Play technique is part of the patch. Many patches only land when the player knows to hit staccato palm-muted, or do slow volume swells, or bend a quarter-tone. The notes field carries this; a future version would formalise a "play hints" field that the LLM emits alongside the patch.

9. Conclusion

The architecture described here is a small instance of a more general pattern: any hardware with a documentable parameter space and a human listening to outputs can be addressed by an LLM, given the work of building a typed, validated bridge between the model's natural-language priors and the device's parameter table. No training, no dataset, no learned mapping is needed. The work is in the schema and the safety net.

The most interesting empirical result is not that the LLM can generate patches — it is that one real preset reshapes the model more than dozens of prompt-engineering attempts. This suggests that for similar reverse-engineering-meets-LLM domains, investment in ground-truth reference acquisition compounds faster than investment in prompt design. We expect this pattern to hold for adjacent hardware classes (synthesisers, drum machines, modular eurorack, even DAW plugin parameter spaces) where parameter tables are similar in shape.

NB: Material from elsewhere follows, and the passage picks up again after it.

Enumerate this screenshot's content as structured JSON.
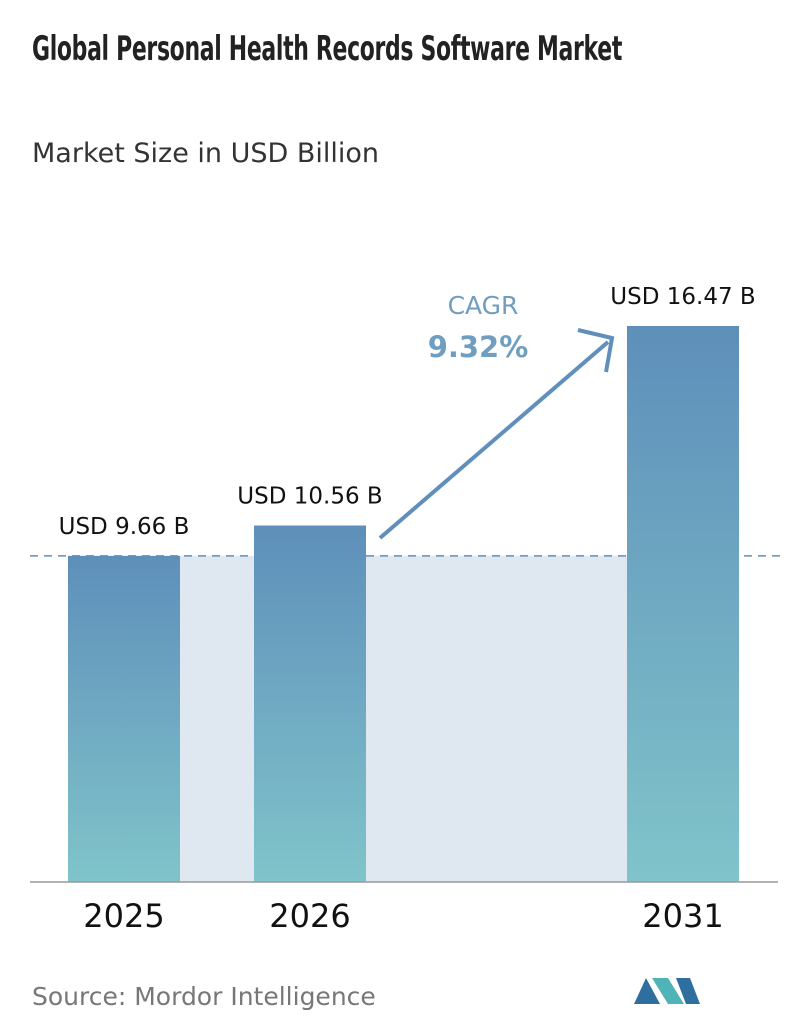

The open gaps are all of the form "more SysEx reverse-engineering would unlock more of the parameter space." They are tractable but require continued protocol-sniffing work against the official desktop application.

Citation

Nix, A. (2026). Agentic Generation of Music-Processor Templates: LLM-Driven Patch Design for a Hardware Guitar Multi-FX, Without Training. Working paper.